Cisjordanie : La France peut-elle cesser de fournir des services consulaires à ses citoyens vivant dans les colonies ?
La question de la continuité des services consulaires français pour les citoyens résidant dans les colonies israéliennes en Cisjordanie suscite des débats. Cette problématique a récemment été mise en lumière par un post sur les réseaux sociaux, relayant des préoccupations quant à la légitimité de ces services face à la position officielle de la France, qui condamne la colonisation.
L’ancien ambassadeur de France en Israël, Gérard Araud, a également souligné que de nombreux Français s’installent en Cisjordanie et bénéficient de services consulaires dont la légalité est discutable. Cette situation met en lumière une dichotomie entre la position diplomatique de la France et les actions concrètes envers ses ressortissants.
Les Français représentent le premier contingent européen dans les colonies israéliennes. Selon le bureau central israélien des statistiques, entre 2014 et 2024, 1 190 Français se sont installés en Cisjordanie, plaçant la France en troisième position derrière les Russes et les Américains. Les autorités israéliennes encouragent ces installations, illustrant un soutien à la colonisation.
Dans un contexte similaire, la Belgique a récemment restreint l’accès aux services consulaires pour ses citoyens vivant dans ces colonies, ne permettant que l’assistance d’urgence. Cette décision repose sur le droit belge et international, qui considère ces colonies comme illégales.

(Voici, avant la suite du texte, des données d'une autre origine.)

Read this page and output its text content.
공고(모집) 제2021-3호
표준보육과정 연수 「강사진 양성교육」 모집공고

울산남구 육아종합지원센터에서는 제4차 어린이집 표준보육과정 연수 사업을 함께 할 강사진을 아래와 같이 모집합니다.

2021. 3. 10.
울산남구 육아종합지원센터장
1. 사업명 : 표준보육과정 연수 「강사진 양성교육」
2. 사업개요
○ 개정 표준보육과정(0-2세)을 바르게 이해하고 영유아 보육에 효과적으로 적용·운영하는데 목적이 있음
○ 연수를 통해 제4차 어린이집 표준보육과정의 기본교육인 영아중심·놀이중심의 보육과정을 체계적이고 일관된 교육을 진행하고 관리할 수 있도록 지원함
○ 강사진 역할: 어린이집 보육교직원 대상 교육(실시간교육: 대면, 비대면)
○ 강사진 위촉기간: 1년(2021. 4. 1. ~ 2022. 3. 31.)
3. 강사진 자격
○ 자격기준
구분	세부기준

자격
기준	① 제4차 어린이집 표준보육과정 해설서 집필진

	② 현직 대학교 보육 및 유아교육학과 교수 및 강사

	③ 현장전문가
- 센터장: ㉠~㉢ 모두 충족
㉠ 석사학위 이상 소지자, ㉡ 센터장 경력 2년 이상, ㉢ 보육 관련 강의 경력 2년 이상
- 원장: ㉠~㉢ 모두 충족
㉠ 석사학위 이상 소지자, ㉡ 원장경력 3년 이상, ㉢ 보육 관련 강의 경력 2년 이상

Un exemple marquant est celui d’une résidente belge d’une colonie à Jérusalem-Est, qui a vu son renouvellement de passeport refusé.
Les experts suggèrent que la France pourrait envisager des mes similaires, telles que l’interdiction des renouvellements de documents d’identité ou l’accès aux aides sociales pour ses ressortissants vivant dans ces colonies. Cela pourrait être perçu comme un moyen de ne pas encourager la colonisation.

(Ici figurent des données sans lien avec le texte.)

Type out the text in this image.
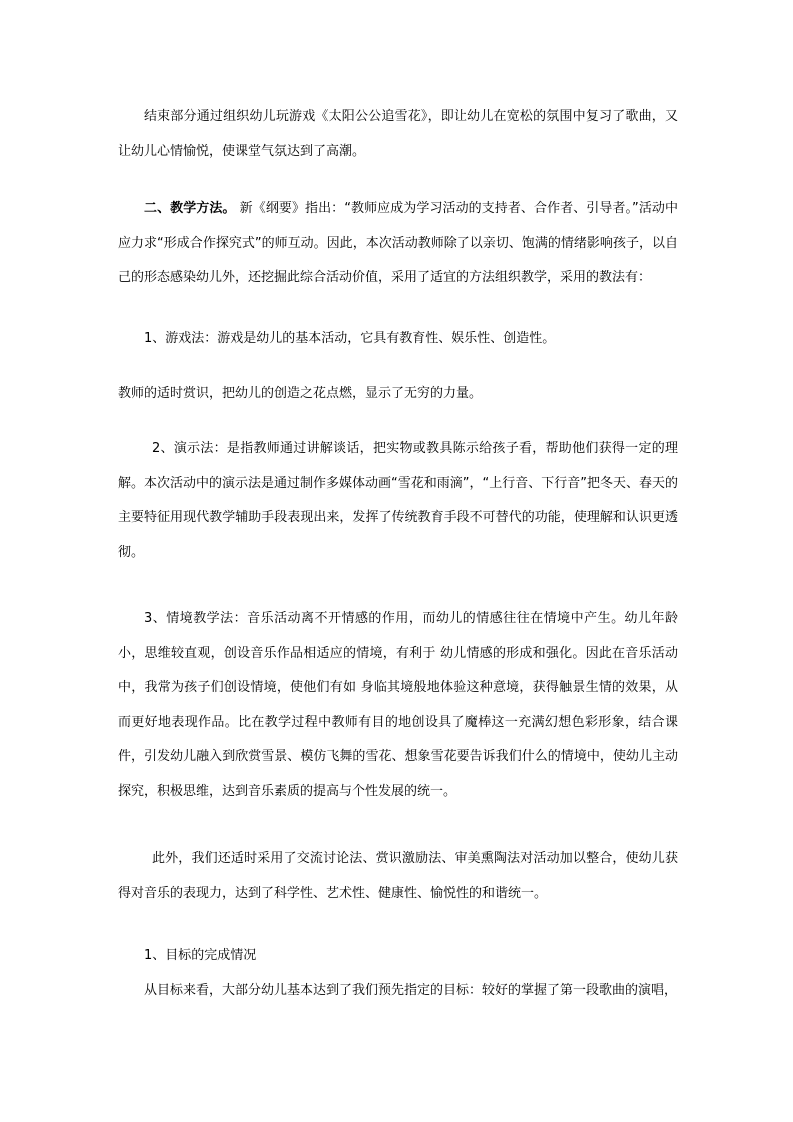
结束部分通过组织幼儿玩游戏《太阳公公追雪花》，即让幼儿在宽松的氛围中复习了歌曲，又让幼儿心情愉悦，使课堂气氛达到了高潮。

二、教学方法。 新《纲要》指出：“教师应成为学习活动的支持者、合作者、引导者。”活动中应力求“形成合作探究式”的师互动。因此，本次活动教师除了以亲切、饱满的情绪影响孩子，以自己的形态感染幼儿外，还挖掘此综合活动价值，采用了适宜的方法组织教学，采用的教法有：

1、游戏法：游戏是幼儿的基本活动，它具有教育性、娱乐性、创造性。

教师的适时赏识，把幼儿的创造之花点燃，显示了无穷的力量。

2、演示法：是指教师通过讲解谈话，把实物或教具陈示给孩子看，帮助他们获得一定的理解。本次活动中的演示法是通过制作多媒体动画“雪花和雨滴”，“上行音、下行音”把冬天、春天的主要特征用现代教学辅助手段表现出来，发挥了传统教育手段不可替代的功能，使理解和认识更透彻。

3、情境教学法：音乐活动离不开情感的作用，而幼儿的情感往往在情境中产生。幼儿年龄小，思维较直观，创设音乐作品相适应的情境，有利于 幼儿情感的形成和强化。因此在音乐活动中，我常为孩子们创设情境，使他们有如 身临其境般地体验这种意境，获得触景生情的效果，从而更好地表现作品。比在教学过程中教师有目的地创设具了魔棒这一充满幻想色彩形象，结合课件，引发幼儿融入到欣赏雪景、模仿飞舞的雪花、想象雪花要告诉我们什么的情境中，使幼儿主动探究，积极思维，达到音乐素质的提高与个性发展的统一。

此外，我们还适时采用了交流讨论法、赏识激励法、审美熏陶法对活动加以整合，使幼儿获得对音乐的表现力，达到了科学性、艺术性、健康性、愉悦性的和谐统一。

1、目标的完成情况

从目标来看，大部分幼儿基本达到了我们预先指定的目标：较好的掌握了第一段歌曲的演唱，
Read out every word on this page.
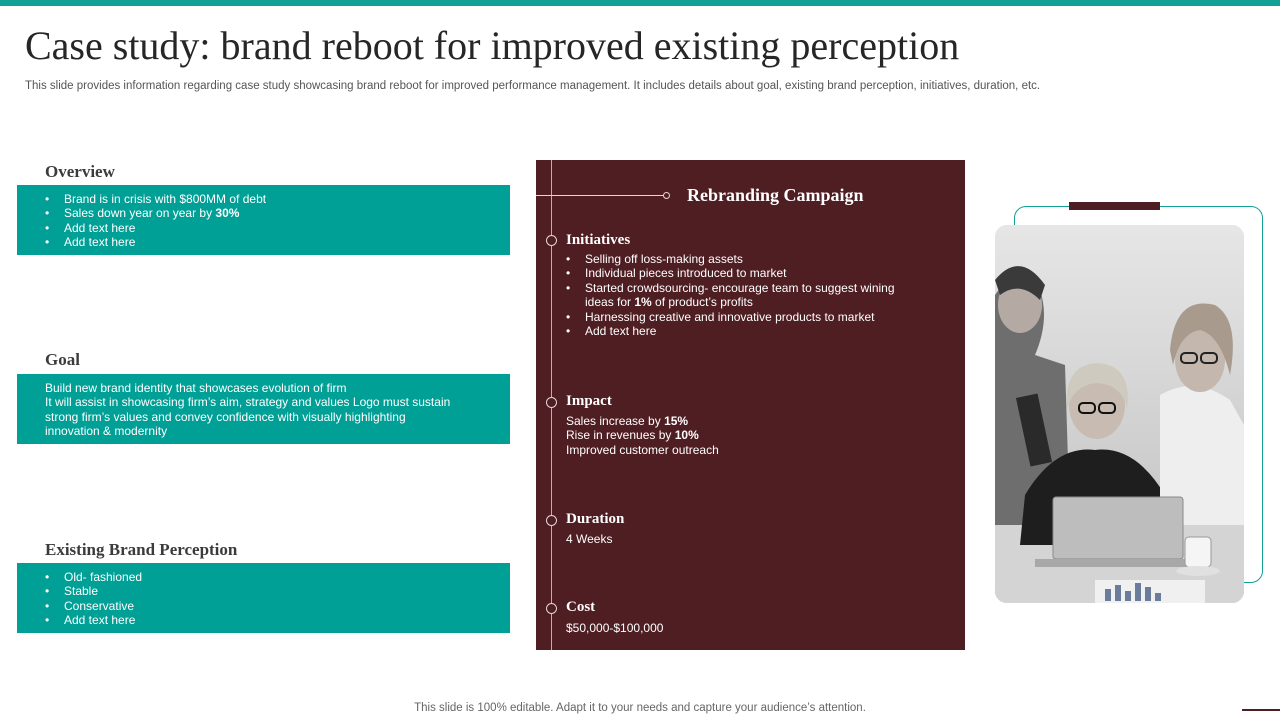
Case study: brand reboot for improved existing perception
This slide provides information regarding case study showcasing brand reboot for improved performance management. It includes details about goal, existing brand perception, initiatives, duration, etc.
Overview
• Brand is in crisis with $800MM of debt
• Sales down year on year by 30%
• Add text here
• Add text here
Goal
Build new brand identity that showcases evolution of firm
It will assist in showcasing firm’s aim, strategy and values Logo must sustain
strong firm’s values and convey confidence with visually highlighting
innovation & modernity
Existing Brand Perception
• Old- fashioned
• Stable
• Conservative
• Add text here
Rebranding Campaign
Initiatives
• Selling off loss-making assets
• Individual pieces introduced to market
• Started crowdsourcing- encourage team to suggest wining ideas for 1% of product’s profits
• Harnessing creative and innovative products to market
• Add text here
Impact
Sales increase by 15%
Rise in revenues by 10%
Improved customer outreach
Duration
4 Weeks
Cost
$50,000-$100,000
This slide is 100% editable. Adapt it to your needs and capture your audience’s attention.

La France, comme tout État, détient la prérogative de décider de l’octroi de services consulaires. Si le gouvernement français n’a pas encore communiqué sur cette question, la position de l’Union européenne sur la différenciation entre Israël et les territoires palestiniens occupés pourrait influencer de futures décisions.
Pour l’heure, le ministère des Affaires étrangères et les représentations diplomatiques françaises n’ont pas répondu aux sollicitations concernant ce sujet.